Of ‘Living, Loving, Leaving’
Sudhamahi Regunathan
THREE HUNDRED VERSES: MUSINGS ON LIFE, LOVE AND RENUNCIATION by Bhartrihari Penguin Books, 2018, 336 pp., 599
July 2019, volume 43, No 7

Two books translated by Haksar have been released in quick succession. They share something in common in that they both have been translated from Sanskrit into English. Otherwise they are different in perspective and context. One was Ritusamharam, reviewed recently* and the other is Three Hundred Verses, a translation of the famous Trishatakam by Bhartrihari.

In a sense, the two stand at two ends of the spectrum: one which, at least seemingly, is but a description of the seasons and the romantic mood that the season evokes and the other which, by all accounts, is a deep and philosophical rendering of the human emotions on life, love and renunciation. While it is easier to visualize a translation of the description of nature, it seems almost impossible to imagine that one can translate Bhartrihari, verse to verse for they are profound in meaning, born of much thought and reflection. They change in power and punch with just the slightest touch. How then does Haksar cope with this challenge? With  restrained passion and unrestrained elan. He says in his introduction that he is catering to the modern reader, to that claim he abides.

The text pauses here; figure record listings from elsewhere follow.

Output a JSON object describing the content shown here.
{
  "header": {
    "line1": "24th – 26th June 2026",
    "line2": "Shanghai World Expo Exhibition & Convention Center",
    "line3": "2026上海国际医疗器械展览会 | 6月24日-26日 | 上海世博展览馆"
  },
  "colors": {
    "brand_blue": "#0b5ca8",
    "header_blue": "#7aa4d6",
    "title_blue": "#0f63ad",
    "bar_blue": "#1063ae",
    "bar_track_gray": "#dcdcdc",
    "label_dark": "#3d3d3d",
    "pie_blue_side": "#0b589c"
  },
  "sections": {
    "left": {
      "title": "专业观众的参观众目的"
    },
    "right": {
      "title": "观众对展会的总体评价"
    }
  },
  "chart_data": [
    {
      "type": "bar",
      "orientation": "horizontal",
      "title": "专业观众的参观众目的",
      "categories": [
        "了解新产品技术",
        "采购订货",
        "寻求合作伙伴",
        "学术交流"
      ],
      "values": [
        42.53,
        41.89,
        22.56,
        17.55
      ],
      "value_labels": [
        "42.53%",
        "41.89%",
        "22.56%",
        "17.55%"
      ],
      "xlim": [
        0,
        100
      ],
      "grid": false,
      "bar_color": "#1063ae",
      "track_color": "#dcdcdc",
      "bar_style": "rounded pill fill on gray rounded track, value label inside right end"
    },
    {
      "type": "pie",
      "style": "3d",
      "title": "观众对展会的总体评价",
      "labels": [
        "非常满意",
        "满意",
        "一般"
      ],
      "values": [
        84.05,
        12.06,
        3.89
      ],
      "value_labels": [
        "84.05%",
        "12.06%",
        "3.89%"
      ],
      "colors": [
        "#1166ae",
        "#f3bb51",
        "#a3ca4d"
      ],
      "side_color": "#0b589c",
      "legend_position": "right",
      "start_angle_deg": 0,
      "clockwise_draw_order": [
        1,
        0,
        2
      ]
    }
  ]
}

In the introduction Haksar also tells us that history is not able to decide who Bhartrihari was: could have been a Buddhist grammarian who alternated between ascetic and sensual life, or a ruler of the Malwa region, or a king who renounced to follow the Natha tradition or (the most popular perception of Bhartrihari) the predecessor of the legendary king, Vikramaditya.  To this Bhartrihari, whichever of them he was, is attributed the Shataka Trayam or Trishati, translated by Haksar as Three Hundred Verses. The first hundred verses are on niti, broadly translated as life/politic. The next hundred are on shringara that is erotic love and the final hundred verses are on vairagya or detachment/renunciation of the material world. Haksar has sought to arrange the verses as he feels that adds to a more flowing narrative. He mentions the numbers of the verses in two main translations/compilations that he has reffered to and how he has added some extras which are found in one compilation and not in the other.